Taiwan Seminary has two endowed, annual lectures: the Mackay Lectures and the Shuanglian Lectures. The Mackay lectures are invited academic lectures, and in recent years have included international figures like Brian Stanley, Luke Powery, David Ferguson, Brian Blount, Choon Leong Seow, and Michael Welker, as well as senior faculty including Sun Po-Lin and Lin Hong-Hsin. The Shunaglian lectures are directed more towards clergy and alumni and have featured discussions on topics like body theology, ecclesiology, or women in ministry. Taiwan Seminary has some partnerships with seminaries abroad, for instance with Knox College in Toronto and Union Presbyterian Seminary in Richmond, Virginia.

=== Library ===
The library of the Taiwan Theological College and Seminary grew from the holdings of the Oxford College, founded in 1882 (now a sister institution, Aletheia University). That original library began as a simple reading room for missionaries themselves. As more and more missionaries arrived, the collection rapidly grew; and since many missionaries left their books to the library when they departed, the collection steadily expanded. At that time, most of the library’s books were in English. Yet during the period of Japanese colonization, Japanese-language books were also added to the collection. Finally, with the arrival of the Nationalist Kuomintang party from China, Chinese books also started to enter the collection.

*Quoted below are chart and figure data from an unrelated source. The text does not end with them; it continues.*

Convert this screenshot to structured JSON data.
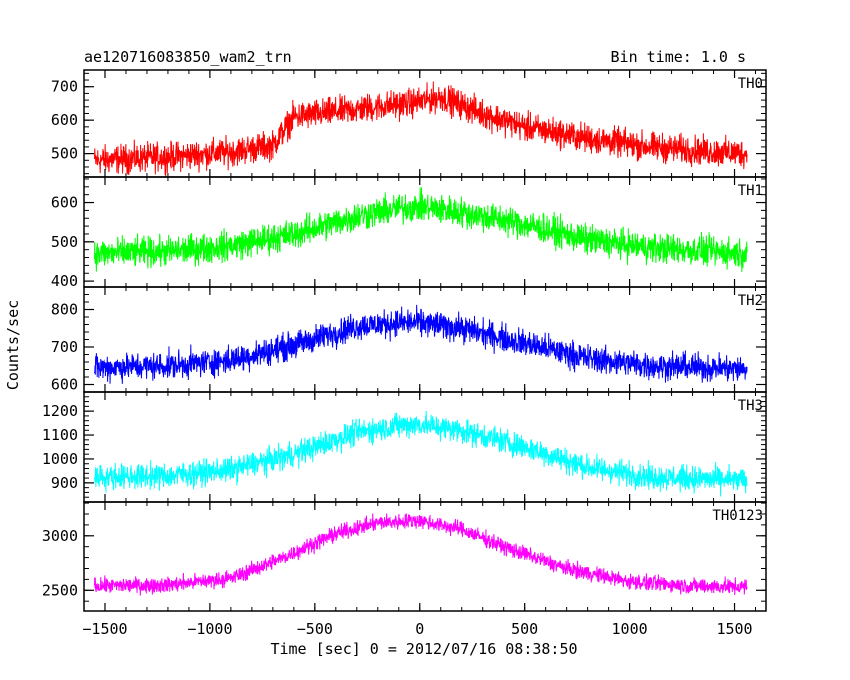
{
  "chart_data": {
    "type": "line",
    "title": "ae120716083850_wam2_trn",
    "subtitle": "Bin time: 1.0 s",
    "xlabel": "Time [sec] 0 = 2012/07/16 08:38:50",
    "ylabel": "Counts/sec",
    "xlim": [
      -1600,
      1650
    ],
    "x_range": [
      -1550,
      1560
    ],
    "x_ticks": [
      "−1500",
      "−1000",
      "−500",
      "0",
      "500",
      "1000",
      "1500"
    ],
    "x_tick_values": [
      -1500,
      -1000,
      -500,
      0,
      500,
      1000,
      1500
    ],
    "grid": false,
    "legend": "none",
    "panels": [
      {
        "name": "TH0",
        "color": "#ff0000",
        "ylim": [
          430,
          750
        ],
        "y_ticks": [
          "700",
          "600",
          "500"
        ],
        "y_tick_values": [
          700,
          600,
          500
        ],
        "x": [
          -1550,
          -1200,
          -900,
          -700,
          -600,
          -400,
          -200,
          0,
          100,
          300,
          500,
          800,
          1100,
          1400,
          1560
        ],
        "y": [
          480,
          490,
          505,
          525,
          610,
          625,
          640,
          655,
          670,
          620,
          580,
          545,
          520,
          505,
          500
        ],
        "noise_amplitude": 45
      },
      {
        "name": "TH1",
        "color": "#00ff00",
        "ylim": [
          385,
          665
        ],
        "y_ticks": [
          "600",
          "500",
          "400"
        ],
        "y_tick_values": [
          600,
          500,
          400
        ],
        "x": [
          -1550,
          -1200,
          -900,
          -600,
          -300,
          -100,
          0,
          200,
          500,
          800,
          1100,
          1400,
          1560
        ],
        "y": [
          470,
          475,
          490,
          520,
          565,
          585,
          590,
          575,
          545,
          505,
          485,
          475,
          470
        ],
        "noise_amplitude": 40
      },
      {
        "name": "TH2",
        "color": "#0000ff",
        "ylim": [
          580,
          860
        ],
        "y_ticks": [
          "800",
          "700",
          "600"
        ],
        "y_tick_values": [
          800,
          700,
          600
        ],
        "x": [
          -1550,
          -1200,
          -900,
          -600,
          -300,
          -100,
          0,
          200,
          500,
          800,
          1100,
          1400,
          1560
        ],
        "y": [
          645,
          650,
          665,
          705,
          755,
          765,
          765,
          750,
          710,
          670,
          650,
          645,
          640
        ],
        "noise_amplitude": 38
      },
      {
        "name": "TH3",
        "color": "#00ffff",
        "ylim": [
          820,
          1280
        ],
        "y_ticks": [
          "1200",
          "1100",
          "1000",
          "900"
        ],
        "y_tick_values": [
          1200,
          1100,
          1000,
          900
        ],
        "x": [
          -1550,
          -1200,
          -900,
          -600,
          -300,
          -100,
          0,
          200,
          500,
          800,
          1100,
          1400,
          1560
        ],
        "y": [
          925,
          930,
          955,
          1020,
          1110,
          1140,
          1145,
          1120,
          1050,
          965,
          925,
          915,
          910
        ],
        "noise_amplitude": 55
      },
      {
        "name": "TH0123",
        "color": "#ff00ff",
        "ylim": [
          2310,
          3310
        ],
        "y_ticks": [
          "3000",
          "2500"
        ],
        "y_tick_values": [
          3000,
          2500
        ],
        "x": [
          -1550,
          -1200,
          -900,
          -650,
          -400,
          -200,
          0,
          200,
          400,
          700,
          1000,
          1300,
          1560
        ],
        "y": [
          2540,
          2550,
          2610,
          2800,
          3020,
          3120,
          3140,
          3060,
          2900,
          2700,
          2580,
          2540,
          2530
        ],
        "noise_amplitude": 75
      }
    ]
  }
}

Since English has become the standard for international academic publications, especially in the areas of Christian religion and philosophy, the majority of the library’s holdings are in English. And yet the recent boom in Chinese-language theological literature has allowed the library to increase its Chinese holdings, so that Chinese books now account for approximately 40% of the library’s collection. The library uses the Library of Congress classification system. The library has more than 95,000 volumes, including more 36,000 books in Chinese and more than 42,000 in other languages.

=== Research Centers ===
Taiwan Seminary has three research centers dedicated to history, theology, and intercultural studies. In addition to the Intercultural Studies Center, Taiwan Seminary is also home to a Center for the Study of Taiwanese Christian History, and the a Center for the Study of Christian Thought.

The Center for the Study of Christian Thought (CSCT) is chiefly dedicated to the history of Reformation thought and the Protestant tradition and hosts conferences on theology.

The Center for the Study of Taiwanese Christian History collects and preserves relevant information and data regarding Taiwan’s church history, with the twin purposes of further research and teaching. The collections held at the Center include documents and publications created by early Taiwanese churches and institutions of the Northern Synod of the Presbyterian Church in Taiwan, including: the Northern Synod, Taipei Presbytery, Taipei Central Presbytery, Seven Stars Presbytery, Hsinchu Presbytery, and the Central Eastern Presbytery. Beyond presbytery and institutional documents, the Center also collects reports from local congregations.

==Notable people==

Taiwan Seminary faculty are widely known for contributions in the fields of history, theology, and Biblical studies. The school has famously included a series of missionaries on its faculty.